Adaptation and Evaluation of the WillTry Tool Among Children in Guam.
Sommaire de l'article
Fruit and vegetable consumption may reduce risk for chronic disease and obesity. Children's fruit and vegetable intake is mediated by a preference or willingness to try them. This study's primary objective was to adapt the previously validated WillTry tool and to evaluate the adapted version among children in Guam.
Adaptations to the WillTry tool included both novel fruits and vegetables unique to Guam and common ones. Children aged 3 to 11 years who attended 2 community-based summer day camps in 2013 were shown images matching 14 food questions in an initial interview and in a second interview conducted 3 to 72 hours later. Responses were "no," "maybe," or "yes" and were coded as 1, 2, or 3, respectively. A higher score indicated more willingness to try fruits and vegetables. Factor analyses determined components of willingness. Psychometric properties and reliability were analyzed.

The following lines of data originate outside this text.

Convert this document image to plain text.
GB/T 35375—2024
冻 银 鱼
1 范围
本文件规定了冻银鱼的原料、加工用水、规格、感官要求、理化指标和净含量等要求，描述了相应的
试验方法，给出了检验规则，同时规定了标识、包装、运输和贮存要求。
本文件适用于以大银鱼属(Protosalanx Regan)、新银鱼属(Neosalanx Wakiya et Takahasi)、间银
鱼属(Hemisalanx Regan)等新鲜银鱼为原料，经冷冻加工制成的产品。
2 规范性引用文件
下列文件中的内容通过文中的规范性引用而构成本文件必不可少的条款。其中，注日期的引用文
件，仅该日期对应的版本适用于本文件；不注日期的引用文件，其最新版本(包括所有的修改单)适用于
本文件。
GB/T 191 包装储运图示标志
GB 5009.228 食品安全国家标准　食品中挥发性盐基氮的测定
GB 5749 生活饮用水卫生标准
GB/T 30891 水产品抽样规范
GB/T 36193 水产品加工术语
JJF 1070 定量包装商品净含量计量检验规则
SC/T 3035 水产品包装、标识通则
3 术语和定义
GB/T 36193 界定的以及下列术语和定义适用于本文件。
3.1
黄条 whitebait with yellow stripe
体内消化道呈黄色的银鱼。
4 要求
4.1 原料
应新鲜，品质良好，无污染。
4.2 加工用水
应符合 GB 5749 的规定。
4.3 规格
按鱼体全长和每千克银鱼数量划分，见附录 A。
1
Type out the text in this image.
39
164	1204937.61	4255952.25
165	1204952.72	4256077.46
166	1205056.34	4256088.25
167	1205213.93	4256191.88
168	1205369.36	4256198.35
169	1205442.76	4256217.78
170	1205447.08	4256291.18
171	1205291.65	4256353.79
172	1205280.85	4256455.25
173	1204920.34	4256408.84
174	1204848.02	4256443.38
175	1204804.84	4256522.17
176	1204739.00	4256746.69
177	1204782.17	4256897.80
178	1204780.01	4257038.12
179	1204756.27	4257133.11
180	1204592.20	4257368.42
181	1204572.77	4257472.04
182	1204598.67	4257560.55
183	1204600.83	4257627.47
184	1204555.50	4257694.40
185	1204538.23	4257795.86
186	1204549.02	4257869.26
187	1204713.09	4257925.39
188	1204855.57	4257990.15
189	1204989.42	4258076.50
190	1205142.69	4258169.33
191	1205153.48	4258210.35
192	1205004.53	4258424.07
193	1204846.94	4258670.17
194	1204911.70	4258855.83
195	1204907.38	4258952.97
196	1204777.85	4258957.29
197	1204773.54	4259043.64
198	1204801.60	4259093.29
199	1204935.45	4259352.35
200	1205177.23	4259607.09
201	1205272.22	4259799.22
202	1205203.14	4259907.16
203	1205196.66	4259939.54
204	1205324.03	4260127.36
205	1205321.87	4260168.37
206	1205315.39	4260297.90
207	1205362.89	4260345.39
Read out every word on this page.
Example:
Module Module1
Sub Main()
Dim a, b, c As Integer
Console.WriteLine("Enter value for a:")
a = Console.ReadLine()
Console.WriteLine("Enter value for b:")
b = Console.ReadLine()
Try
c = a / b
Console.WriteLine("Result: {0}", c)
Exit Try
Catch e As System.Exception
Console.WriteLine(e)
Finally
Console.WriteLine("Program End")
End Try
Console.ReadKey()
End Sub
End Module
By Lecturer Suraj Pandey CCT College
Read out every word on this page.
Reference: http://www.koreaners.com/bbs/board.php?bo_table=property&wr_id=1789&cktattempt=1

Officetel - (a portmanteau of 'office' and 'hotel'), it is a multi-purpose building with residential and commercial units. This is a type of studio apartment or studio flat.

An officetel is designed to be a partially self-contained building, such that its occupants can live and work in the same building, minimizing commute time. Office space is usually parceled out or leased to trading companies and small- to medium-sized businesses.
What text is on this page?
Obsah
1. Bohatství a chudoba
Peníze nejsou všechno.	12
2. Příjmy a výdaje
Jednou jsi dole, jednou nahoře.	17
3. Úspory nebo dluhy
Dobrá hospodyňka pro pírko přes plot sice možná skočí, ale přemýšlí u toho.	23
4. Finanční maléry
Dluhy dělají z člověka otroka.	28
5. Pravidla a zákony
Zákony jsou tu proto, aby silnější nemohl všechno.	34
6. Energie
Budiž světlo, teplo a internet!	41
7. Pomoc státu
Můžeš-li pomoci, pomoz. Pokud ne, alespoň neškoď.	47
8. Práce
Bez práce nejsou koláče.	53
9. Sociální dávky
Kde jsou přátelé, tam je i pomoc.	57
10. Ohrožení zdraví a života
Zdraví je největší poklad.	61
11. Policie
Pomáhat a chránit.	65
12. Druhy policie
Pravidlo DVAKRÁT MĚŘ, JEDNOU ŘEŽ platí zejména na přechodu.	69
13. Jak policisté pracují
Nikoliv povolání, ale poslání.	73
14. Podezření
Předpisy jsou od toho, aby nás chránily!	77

Sixty-five children completed the first interview, and 64 completed the second. Factor analyses revealed 3 components (scales):1) local novel (guava, breadfruit, eggplant, sweet sop, star apple, taro leaves), 2) local common (carrot, papaya, long beans, salad greens), and 3) imported (apple, canned peaches, canned corn). All but the imported scale had sufficient internal consistency (Cronbach's α > 0.69). Each scale had substantial reliability (ICC > 0.76). We found no significant differences by age, sex, or type of camp for any scale. Mean scores were 2.1 (local novel), 2.4 (local common), and 2.7 (imported), and all were significantly different.
The adapted WillTry was culturally relevant and had psychometric properties similar to those of the original. An unexpected finding was the tool's potential for documenting the nutrition transition.